Shixian, o «imortal da poesia», como passou a ser designado Li Bai (701-762), está associado a uma série de histórias e lendas que estão entretecidas de modo inconsútil com a sua poesia. Uma delas conta que quando o poeta vivia no monte Difei (Zhongnanshan, Província de Shaanxi) abria uma garrafa vazia que enchia com a água das nascentes e as nuvens do lugar. Ao chegar a casa, destapava a garrafa, bebia daquela água e adormecia entre as nuvens.
Um pintor de Laiyang (Shandong) que se fez notar em Pequim, durante a dinastia Ming chamado Cui Zizhong (1574-1644) fez alusão a esse relato na pintura de 1626 «Li Bai entre as nuvens» (rolo vertical, tinta e cor sobre seda, 189 x 50,2 cm) que está no Museu do Palácio em Pequim. Colocando a figura do poeta no meio de altas montanhas, não ilustrando a conhecida anedota mas admirando a contemplação do poeta perante a liberdade das nuvens e dos cumes, como ele escreveu sobre o Monte Jingting, «Nem eu me canso dele nem ele de mim».
De outros poetas também se contavam anedotas em que pintores e artistas se inspiraram, tornando algumas delas em temas que, uma vez reconhecidos, permitiam a expressão de inesperados encontros de sentidos. O olhar atento de Cui Zizhong para algumas dessas parábolas significativas revelam um homem que apreciou essa intermediação, que gostou do Mundo porque eles gostaram. Su Shi (1037-1101), o preclaro poeta dos Song do Norte e a sua amizade com Foyin Liaoyuan (1032-1098), o mestre do Chan que se tornaria monge budista, é lendária e os seus diálogos deixaram um rasto de sorrisos que se prolonga até hoje.
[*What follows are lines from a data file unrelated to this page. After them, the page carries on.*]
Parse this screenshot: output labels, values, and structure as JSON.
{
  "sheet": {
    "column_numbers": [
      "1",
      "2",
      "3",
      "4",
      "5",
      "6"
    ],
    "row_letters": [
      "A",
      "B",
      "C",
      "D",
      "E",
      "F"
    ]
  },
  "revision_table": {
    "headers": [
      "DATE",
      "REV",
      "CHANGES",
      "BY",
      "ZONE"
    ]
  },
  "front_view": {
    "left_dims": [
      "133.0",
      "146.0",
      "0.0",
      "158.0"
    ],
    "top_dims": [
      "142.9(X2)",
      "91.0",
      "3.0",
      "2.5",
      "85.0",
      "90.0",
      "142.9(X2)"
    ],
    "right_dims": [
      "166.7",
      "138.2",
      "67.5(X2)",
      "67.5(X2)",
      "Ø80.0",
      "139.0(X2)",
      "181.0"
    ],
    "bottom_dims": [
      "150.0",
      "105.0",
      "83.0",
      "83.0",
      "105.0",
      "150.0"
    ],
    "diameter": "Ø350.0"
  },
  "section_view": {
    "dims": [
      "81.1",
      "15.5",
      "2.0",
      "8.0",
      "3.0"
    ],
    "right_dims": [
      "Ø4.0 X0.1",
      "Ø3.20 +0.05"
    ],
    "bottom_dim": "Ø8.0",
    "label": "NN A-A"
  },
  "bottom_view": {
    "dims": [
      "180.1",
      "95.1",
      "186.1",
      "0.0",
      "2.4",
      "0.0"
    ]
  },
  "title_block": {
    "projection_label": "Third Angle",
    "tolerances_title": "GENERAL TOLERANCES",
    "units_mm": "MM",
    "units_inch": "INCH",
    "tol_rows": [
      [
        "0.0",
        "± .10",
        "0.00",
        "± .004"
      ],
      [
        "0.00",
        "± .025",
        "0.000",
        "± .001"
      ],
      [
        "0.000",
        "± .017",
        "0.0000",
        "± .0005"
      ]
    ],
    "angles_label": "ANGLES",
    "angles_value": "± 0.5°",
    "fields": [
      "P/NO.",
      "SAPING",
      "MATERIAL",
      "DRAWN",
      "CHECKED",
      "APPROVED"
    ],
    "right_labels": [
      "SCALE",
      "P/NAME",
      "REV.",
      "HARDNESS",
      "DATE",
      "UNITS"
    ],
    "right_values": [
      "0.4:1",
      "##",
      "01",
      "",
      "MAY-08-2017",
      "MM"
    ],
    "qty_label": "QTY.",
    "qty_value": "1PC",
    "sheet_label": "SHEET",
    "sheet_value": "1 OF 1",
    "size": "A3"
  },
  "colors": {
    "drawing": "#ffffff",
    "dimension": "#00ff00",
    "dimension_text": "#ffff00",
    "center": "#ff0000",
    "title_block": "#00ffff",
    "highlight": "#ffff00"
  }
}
Na pintura «Su Shi perdendo o cinturão» (rolo vertical, tinta e cor sobre papel, 81,4 x 50 cm) que está Museu do Palácio Nacional, em Taipé, Cui Zizhong mostra o seu encontro no templo Jinshan (Zhenjiang, Jiangsu) quando Su Shi perdeu uma aposta num jogo de palavras característico do Chan, que o obrigou a abdicar do seu cinturão verde adornado com peças de jade. O desejo de ver as figuras desses encontros de literatos fez com que elas fossem ocupando um espaço maior nas suas pinturas, como na «Recepção de um hóspede no jardim dos damascos», de 1638 (rolo vertical, tinta e cor sobre seda, 154 x 50 cm), no Museu de Arte de Berkeley, Califórnia. Na pintura «Xu Zhengyang levando a sua família» (rolo vertical, tinta e cor sobre seda 165,6 x 64,1 cm) no Museu de Arte de Cleveland, recorda o episódio em que Xu Xun da dinastia Jin (265-420) por muito apurar o Dao, conseguiu fazer a sua família inteira de quarenta e duas pessoas ascender ao céu tornando-se um imortal, talvez indique uma via que ele gostaria de percorrer. Como para outros pintores dos Ming o fim da dinastia chegou para ele de forma dolorosa: diz-se que foi recusando a alimentação até adormecer para sempre, quem sabe se no meio de nuvens reencontrando Li Bai.